To see whether a routine or selective approach to preoperative testing for OSA is more appropriate, Bangura and colleagues retrospectively reviewed records of all patients who had bariatric surgery procedures at their center from 2005 to 2010. They identified 555 patients, including 359 (65%) who underwent polysomnographic evaluations during their preoperative workup.
Investigators used the apnea/hypopnea index (AHI) to categorize apnea severity, defining mild OSA as an AHI score of 5 to 15 events per hour; moderate as a score of 15 to 30; and severe as a score exceeding 30.
Of the 359 patients evaluated for OSA, 309 (86%) had positive tests, including some patients who had positive OSA tests prior to the preoperative evaluation for bariatric surgery. On the basis of AHI scores, 18% of the 359 patients had mild OSA, 17% had moderate OSA, and 51% had severe apnea.

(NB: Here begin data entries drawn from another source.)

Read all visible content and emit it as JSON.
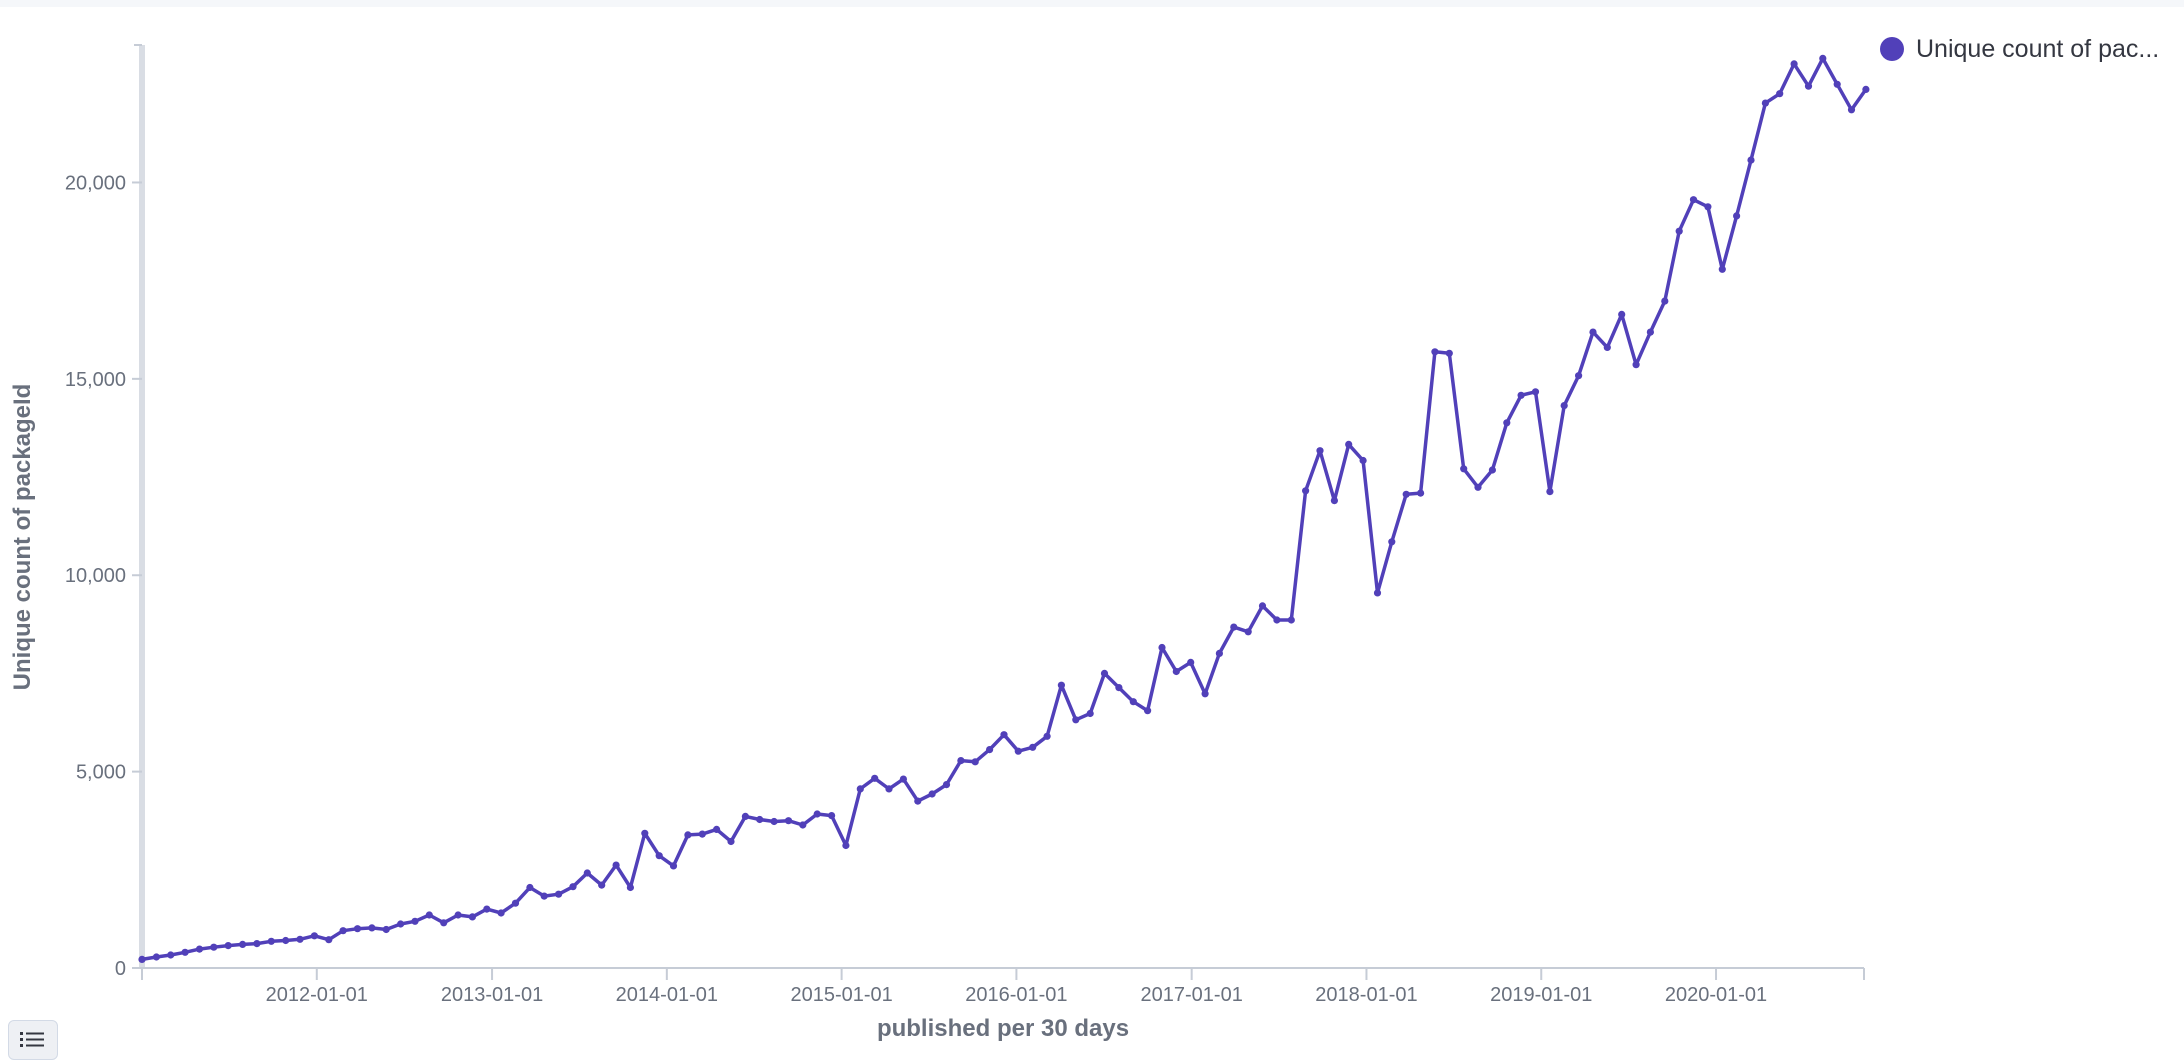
{
  "colors": {
    "series": "#5140b9",
    "axis": "#c6ccd6",
    "grid_tick": "#c6ccd6"
  },
  "legend": {
    "label": "Unique count of pac..."
  },
  "toggle_icon": "list-icon",
  "chart_data": {
    "type": "line",
    "title": "",
    "xlabel": "published per 30 days",
    "ylabel": "Unique count of packageId",
    "ylim": [
      0,
      23500
    ],
    "xlim": [
      "2011-01-01",
      "2020-11-05"
    ],
    "y_ticks": [
      0,
      5000,
      10000,
      15000,
      20000
    ],
    "y_tick_labels": [
      "0",
      "5,000",
      "10,000",
      "15,000",
      "20,000"
    ],
    "x_ticks": [
      "2012-01-01",
      "2013-01-01",
      "2014-01-01",
      "2015-01-01",
      "2016-01-01",
      "2017-01-01",
      "2018-01-01",
      "2019-01-01",
      "2020-01-01"
    ],
    "x_tick_labels": [
      "2012-01-01",
      "2013-01-01",
      "2014-01-01",
      "2015-01-01",
      "2016-01-01",
      "2017-01-01",
      "2018-01-01",
      "2019-01-01",
      "2020-01-01"
    ],
    "grid": false,
    "legend_position": "top-right",
    "series": [
      {
        "name": "Unique count of pac...",
        "x": [
          "2011-01-01",
          "2011-01-31",
          "2011-03-02",
          "2011-04-01",
          "2011-05-01",
          "2011-05-31",
          "2011-06-30",
          "2011-07-30",
          "2011-08-29",
          "2011-09-28",
          "2011-10-28",
          "2011-11-27",
          "2011-12-27",
          "2012-01-26",
          "2012-02-25",
          "2012-03-26",
          "2012-04-25",
          "2012-05-25",
          "2012-06-24",
          "2012-07-24",
          "2012-08-23",
          "2012-09-22",
          "2012-10-22",
          "2012-11-21",
          "2012-12-21",
          "2013-01-20",
          "2013-02-19",
          "2013-03-21",
          "2013-04-20",
          "2013-05-20",
          "2013-06-19",
          "2013-07-19",
          "2013-08-18",
          "2013-09-17",
          "2013-10-17",
          "2013-11-16",
          "2013-12-16",
          "2014-01-15",
          "2014-02-14",
          "2014-03-16",
          "2014-04-15",
          "2014-05-15",
          "2014-06-14",
          "2014-07-14",
          "2014-08-13",
          "2014-09-12",
          "2014-10-12",
          "2014-11-11",
          "2014-12-11",
          "2015-01-10",
          "2015-02-09",
          "2015-03-11",
          "2015-04-10",
          "2015-05-10",
          "2015-06-09",
          "2015-07-09",
          "2015-08-08",
          "2015-09-07",
          "2015-10-07",
          "2015-11-06",
          "2015-12-06",
          "2016-01-05",
          "2016-02-04",
          "2016-03-05",
          "2016-04-04",
          "2016-05-04",
          "2016-06-03",
          "2016-07-03",
          "2016-08-02",
          "2016-09-01",
          "2016-10-01",
          "2016-10-31",
          "2016-11-30",
          "2016-12-30",
          "2017-01-29",
          "2017-02-28",
          "2017-03-30",
          "2017-04-29",
          "2017-05-29",
          "2017-06-28",
          "2017-07-28",
          "2017-08-27",
          "2017-09-26",
          "2017-10-26",
          "2017-11-25",
          "2017-12-25",
          "2018-01-24",
          "2018-02-23",
          "2018-03-25",
          "2018-04-24",
          "2018-05-24",
          "2018-06-23",
          "2018-07-23",
          "2018-08-22",
          "2018-09-21",
          "2018-10-21",
          "2018-11-20",
          "2018-12-20",
          "2019-01-19",
          "2019-02-18",
          "2019-03-20",
          "2019-04-19",
          "2019-05-19",
          "2019-06-18",
          "2019-07-18",
          "2019-08-17",
          "2019-09-16",
          "2019-10-16",
          "2019-11-15",
          "2019-12-15",
          "2020-01-14",
          "2020-02-13",
          "2020-03-14",
          "2020-04-13",
          "2020-05-13",
          "2020-06-12",
          "2020-07-12",
          "2020-08-11",
          "2020-09-10",
          "2020-10-10",
          "2020-11-09"
        ],
        "values": [
          220,
          280,
          330,
          400,
          480,
          530,
          570,
          600,
          620,
          680,
          700,
          730,
          820,
          720,
          950,
          1000,
          1020,
          980,
          1120,
          1190,
          1350,
          1150,
          1350,
          1300,
          1500,
          1400,
          1650,
          2050,
          1830,
          1880,
          2070,
          2420,
          2110,
          2620,
          2050,
          3430,
          2860,
          2600,
          3390,
          3410,
          3530,
          3220,
          3860,
          3780,
          3730,
          3750,
          3640,
          3920,
          3880,
          3120,
          4560,
          4830,
          4560,
          4810,
          4250,
          4430,
          4670,
          5280,
          5250,
          5560,
          5940,
          5520,
          5620,
          5900,
          7200,
          6320,
          6480,
          7500,
          7140,
          6780,
          6550,
          8160,
          7550,
          7780,
          6980,
          8010,
          8680,
          8560,
          9220,
          8860,
          8860,
          12150,
          13170,
          11900,
          13330,
          12920,
          9550,
          10850,
          12060,
          12090,
          15690,
          15650,
          12710,
          12240,
          12680,
          13880,
          14580,
          14670,
          12130,
          14320,
          15080,
          16190,
          15800,
          16640,
          15360,
          16190,
          16980,
          18760,
          19560,
          19380,
          17790,
          19150,
          20570,
          22020,
          22260,
          23020,
          22450,
          23160,
          22500,
          21850,
          22370
        ]
      }
    ]
  }
}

Analysis of OSA prevalence by preoperative BMI showed that the following tested positive for OSA:
- 34 of 37 (92%) patients with BMI values of 35 to 39.9
- 178 of 218 (82%) of patients with BMI values of 40 to 49.9
- 78 of 85 (92%) of patients with BMI values of 50 to 59.9
- 100% of patients with BMI values of 60 or greater
“Based on these results, we consider routine polysomnography to be an essential part of the preoperative workup for all bariatric patients,” Bangura and colleagues concluded in their poster presentation.
Randomized controlled trials are required to provide evidence of guidelines on routine use of polysomnography as part of the workup for bariatric surgery patients, he said. Given the lack of a reliable prognostic system to predict OSA, the investigators urged consideration of routine polysomnography as part of the preoperative evaluation of all bariatric surgery candidates.